Thursday, April 19, 2012

Physicians As Freedom Fighters
You should never wear your best trousers when you go out to fight for freedom and truth.

Henrik Ibsen (1828-1906), An Enemy of the People (1882)
April 19, 2012 -   In  past surveys I have cited in these posts  - by The Physicians Foundation,  Reuters,  athenahealth,, and the Doctors Company,  60%-70% of physicians say the health reform law will decrease quality of care.
Why is this?  As nearly as I can tell, the underlying reason is loss of clinical freedom to choose what they want for  their patients and freedom to go outside the boundaries of 3rd party restrictions  if patients desire  to pay for further  recommended treatments or tests. 

I speak here of restrictive and time-consuming  public and private bureaucracies limiting clinical freedoms.

On the Fourth of July,  my late brother-in-law, who fought for Patton in World War II,  who, when sufficiently pixilated,  would shout ,”It’s about freedom!”  And in case you didn’t hear,  he would repeat, louder, with emphasis, “ It’ s all about freedom, and don't you forget it!”

And indeed it is.   That’s why immigrants from around the world,  past and present,  flock to America – for freedom and opportunity  to live, behave, and  rise as they please.  

I was thinking of this the other day,  when I asked  a Tibetan immigrant,”Why did you come to America?”  She replied,  “For freedom. Everybody knows America is the land of freedom.”
Not everyone. It depends on what one means by “freedom.”   Bureaucrats, in their zeal to protect people,  exercise expertise,  and cement power,  think  they can best achieve their goals through centralized government control.   But as Friedrich Hayek (1899-1992)  explained in his 1945 classic,  The Road to Serfdom, the road to bureaucratic  bondage is paved with good intentions.

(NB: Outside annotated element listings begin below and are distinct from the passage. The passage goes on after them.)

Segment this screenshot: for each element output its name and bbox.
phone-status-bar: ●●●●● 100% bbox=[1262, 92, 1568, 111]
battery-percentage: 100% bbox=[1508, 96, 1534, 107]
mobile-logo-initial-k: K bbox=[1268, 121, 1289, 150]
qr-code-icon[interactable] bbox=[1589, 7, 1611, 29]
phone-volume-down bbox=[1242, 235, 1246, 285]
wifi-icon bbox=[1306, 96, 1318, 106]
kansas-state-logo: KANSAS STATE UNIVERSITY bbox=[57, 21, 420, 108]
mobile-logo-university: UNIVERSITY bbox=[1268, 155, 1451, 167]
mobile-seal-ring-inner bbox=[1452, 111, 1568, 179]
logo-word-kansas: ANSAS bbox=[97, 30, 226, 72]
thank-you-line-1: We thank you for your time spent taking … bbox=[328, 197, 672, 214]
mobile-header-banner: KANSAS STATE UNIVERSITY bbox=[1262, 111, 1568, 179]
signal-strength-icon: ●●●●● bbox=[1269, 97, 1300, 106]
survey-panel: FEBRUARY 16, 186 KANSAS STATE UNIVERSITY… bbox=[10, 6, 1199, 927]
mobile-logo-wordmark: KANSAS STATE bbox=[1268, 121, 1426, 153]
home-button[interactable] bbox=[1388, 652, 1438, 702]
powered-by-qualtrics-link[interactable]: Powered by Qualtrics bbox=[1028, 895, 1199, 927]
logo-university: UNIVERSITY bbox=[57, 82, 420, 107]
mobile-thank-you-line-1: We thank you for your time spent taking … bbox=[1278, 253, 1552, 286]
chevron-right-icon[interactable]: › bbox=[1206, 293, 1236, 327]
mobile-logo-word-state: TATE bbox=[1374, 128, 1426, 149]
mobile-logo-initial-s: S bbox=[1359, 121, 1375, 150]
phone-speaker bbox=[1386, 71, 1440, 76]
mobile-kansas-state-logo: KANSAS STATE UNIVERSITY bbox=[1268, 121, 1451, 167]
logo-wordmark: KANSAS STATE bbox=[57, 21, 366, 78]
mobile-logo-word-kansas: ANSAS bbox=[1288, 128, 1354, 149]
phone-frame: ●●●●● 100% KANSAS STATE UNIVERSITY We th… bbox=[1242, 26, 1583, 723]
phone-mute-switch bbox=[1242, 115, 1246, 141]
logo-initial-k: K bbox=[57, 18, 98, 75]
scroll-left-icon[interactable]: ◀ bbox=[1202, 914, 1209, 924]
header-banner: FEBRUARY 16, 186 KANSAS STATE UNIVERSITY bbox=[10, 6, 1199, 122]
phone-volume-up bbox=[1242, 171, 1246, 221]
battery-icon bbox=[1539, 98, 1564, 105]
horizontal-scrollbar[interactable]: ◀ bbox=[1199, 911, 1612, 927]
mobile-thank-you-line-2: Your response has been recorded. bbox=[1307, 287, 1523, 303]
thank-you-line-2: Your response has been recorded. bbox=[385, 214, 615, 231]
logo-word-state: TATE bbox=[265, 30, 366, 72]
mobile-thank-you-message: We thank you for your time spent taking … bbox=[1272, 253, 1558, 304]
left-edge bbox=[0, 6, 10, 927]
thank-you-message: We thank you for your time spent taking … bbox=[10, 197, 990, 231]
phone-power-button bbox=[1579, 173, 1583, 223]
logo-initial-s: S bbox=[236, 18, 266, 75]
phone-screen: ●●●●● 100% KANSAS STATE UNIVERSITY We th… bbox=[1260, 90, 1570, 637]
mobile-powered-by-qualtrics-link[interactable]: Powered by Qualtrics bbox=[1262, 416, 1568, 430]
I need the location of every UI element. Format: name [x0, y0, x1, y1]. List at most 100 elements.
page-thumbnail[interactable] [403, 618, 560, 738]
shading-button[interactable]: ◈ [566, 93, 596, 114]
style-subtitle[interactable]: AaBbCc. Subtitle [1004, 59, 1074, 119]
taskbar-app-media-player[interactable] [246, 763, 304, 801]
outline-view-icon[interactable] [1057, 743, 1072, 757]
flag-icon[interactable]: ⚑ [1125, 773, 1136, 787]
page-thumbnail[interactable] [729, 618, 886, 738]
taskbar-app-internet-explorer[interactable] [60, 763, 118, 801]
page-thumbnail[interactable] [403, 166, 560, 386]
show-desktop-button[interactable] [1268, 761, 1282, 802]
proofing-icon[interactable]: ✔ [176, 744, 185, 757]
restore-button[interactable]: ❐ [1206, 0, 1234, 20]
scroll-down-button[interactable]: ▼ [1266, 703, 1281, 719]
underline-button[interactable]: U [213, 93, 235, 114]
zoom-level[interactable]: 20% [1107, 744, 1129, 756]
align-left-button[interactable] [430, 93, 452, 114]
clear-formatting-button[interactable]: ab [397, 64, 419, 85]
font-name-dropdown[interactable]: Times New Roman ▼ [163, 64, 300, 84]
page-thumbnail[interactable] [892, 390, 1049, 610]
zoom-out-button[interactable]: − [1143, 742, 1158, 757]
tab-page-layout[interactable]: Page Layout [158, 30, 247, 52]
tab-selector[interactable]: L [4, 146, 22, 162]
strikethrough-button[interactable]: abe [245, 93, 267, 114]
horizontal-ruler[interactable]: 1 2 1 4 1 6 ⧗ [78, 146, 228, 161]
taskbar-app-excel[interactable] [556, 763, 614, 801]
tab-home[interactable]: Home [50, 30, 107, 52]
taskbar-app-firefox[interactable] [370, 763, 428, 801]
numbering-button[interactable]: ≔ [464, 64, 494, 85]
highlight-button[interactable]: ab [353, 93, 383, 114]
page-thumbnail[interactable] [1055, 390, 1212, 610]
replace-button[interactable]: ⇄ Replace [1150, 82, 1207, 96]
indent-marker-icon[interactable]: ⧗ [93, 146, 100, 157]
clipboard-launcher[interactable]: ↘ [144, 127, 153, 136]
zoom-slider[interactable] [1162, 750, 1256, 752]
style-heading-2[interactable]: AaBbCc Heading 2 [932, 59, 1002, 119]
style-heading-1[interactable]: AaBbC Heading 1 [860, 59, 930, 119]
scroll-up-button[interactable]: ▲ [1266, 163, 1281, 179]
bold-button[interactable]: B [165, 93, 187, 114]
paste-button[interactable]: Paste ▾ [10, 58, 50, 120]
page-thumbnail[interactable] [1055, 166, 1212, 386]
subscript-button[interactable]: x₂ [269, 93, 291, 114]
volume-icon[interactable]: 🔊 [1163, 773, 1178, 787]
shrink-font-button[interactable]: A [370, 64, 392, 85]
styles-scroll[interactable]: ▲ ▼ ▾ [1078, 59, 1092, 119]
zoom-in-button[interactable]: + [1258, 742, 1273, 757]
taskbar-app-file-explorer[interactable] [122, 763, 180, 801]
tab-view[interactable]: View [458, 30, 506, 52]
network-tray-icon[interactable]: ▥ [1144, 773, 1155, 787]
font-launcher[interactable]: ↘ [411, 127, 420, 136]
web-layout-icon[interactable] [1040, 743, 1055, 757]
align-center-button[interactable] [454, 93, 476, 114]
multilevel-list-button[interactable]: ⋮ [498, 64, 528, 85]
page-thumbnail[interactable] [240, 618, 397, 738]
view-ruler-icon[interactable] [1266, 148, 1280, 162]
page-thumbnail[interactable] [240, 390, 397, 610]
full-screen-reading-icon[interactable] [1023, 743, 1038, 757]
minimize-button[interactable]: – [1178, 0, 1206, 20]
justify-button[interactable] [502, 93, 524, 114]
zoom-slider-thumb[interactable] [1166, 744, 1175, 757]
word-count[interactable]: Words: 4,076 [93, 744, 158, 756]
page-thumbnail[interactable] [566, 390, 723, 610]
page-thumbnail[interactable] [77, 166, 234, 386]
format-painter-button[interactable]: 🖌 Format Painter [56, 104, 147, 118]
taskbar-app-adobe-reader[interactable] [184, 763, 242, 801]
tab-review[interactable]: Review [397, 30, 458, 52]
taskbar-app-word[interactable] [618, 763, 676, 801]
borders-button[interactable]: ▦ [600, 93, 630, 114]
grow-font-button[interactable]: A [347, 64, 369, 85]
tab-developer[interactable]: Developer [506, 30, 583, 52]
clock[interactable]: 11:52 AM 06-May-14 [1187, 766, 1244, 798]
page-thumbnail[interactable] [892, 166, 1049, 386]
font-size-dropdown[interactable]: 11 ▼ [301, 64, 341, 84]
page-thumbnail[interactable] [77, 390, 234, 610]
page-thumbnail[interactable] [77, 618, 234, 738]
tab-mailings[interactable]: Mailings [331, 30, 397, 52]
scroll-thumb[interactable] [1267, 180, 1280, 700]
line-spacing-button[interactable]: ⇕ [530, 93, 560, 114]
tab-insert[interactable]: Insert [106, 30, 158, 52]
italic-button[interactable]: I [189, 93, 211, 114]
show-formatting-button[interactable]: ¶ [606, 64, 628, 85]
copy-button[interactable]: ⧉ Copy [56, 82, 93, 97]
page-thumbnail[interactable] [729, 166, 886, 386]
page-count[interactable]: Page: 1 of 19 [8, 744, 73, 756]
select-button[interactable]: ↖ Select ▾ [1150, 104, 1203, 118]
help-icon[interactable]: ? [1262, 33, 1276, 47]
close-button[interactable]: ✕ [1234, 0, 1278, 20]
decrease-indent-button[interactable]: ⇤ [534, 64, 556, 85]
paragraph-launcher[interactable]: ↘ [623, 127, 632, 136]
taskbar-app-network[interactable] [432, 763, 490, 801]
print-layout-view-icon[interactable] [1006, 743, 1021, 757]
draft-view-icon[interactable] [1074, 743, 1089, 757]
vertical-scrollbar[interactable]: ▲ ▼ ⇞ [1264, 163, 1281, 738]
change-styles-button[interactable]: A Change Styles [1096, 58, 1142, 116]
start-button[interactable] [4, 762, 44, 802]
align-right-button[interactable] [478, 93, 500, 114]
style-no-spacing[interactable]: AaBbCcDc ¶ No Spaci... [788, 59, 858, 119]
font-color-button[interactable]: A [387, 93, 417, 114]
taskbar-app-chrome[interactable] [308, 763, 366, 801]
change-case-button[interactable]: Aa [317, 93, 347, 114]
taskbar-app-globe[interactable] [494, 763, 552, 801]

I conclude in my 2005 book, The Voices of Health Reform,

“Democracy is a messy business. That’s the way Americans like it.  It explains why Americans prefer local health solutions, why they reject federal government mandated universal coverage with rationing, why they feel capable of making their own health care decisions, why they seek equal  opportunity access to high technologies, why they prefer pluralistic payment systems, why they allow market-based and government–based institutions  to co-exist and compete, and why they permit doctors to behave democratically, seeking their own locales to  practice, often acting independently of hospitals, health plans, and government, making their own decisions, free of fetters from outsiders.”

The German General and the Italian General
Democracy is  messy.  I’m reminded of the story of  a German General and an Italian General at the front.   The Italian General says to the German General, “Why do you wear that red jacket? ”  “Because,” replies the German,” “when I get hit, I don’t want my men to see me bleed!”  The Italian turns to his aide-de camp and says, “Get my brown  pants!”

Don't you ever forget it.  America is an exeptional  country  - home of the free.

Tweet: Many physicians object to bureaucratic constraints of the health reform law because it restricts freedom for doctors and patients.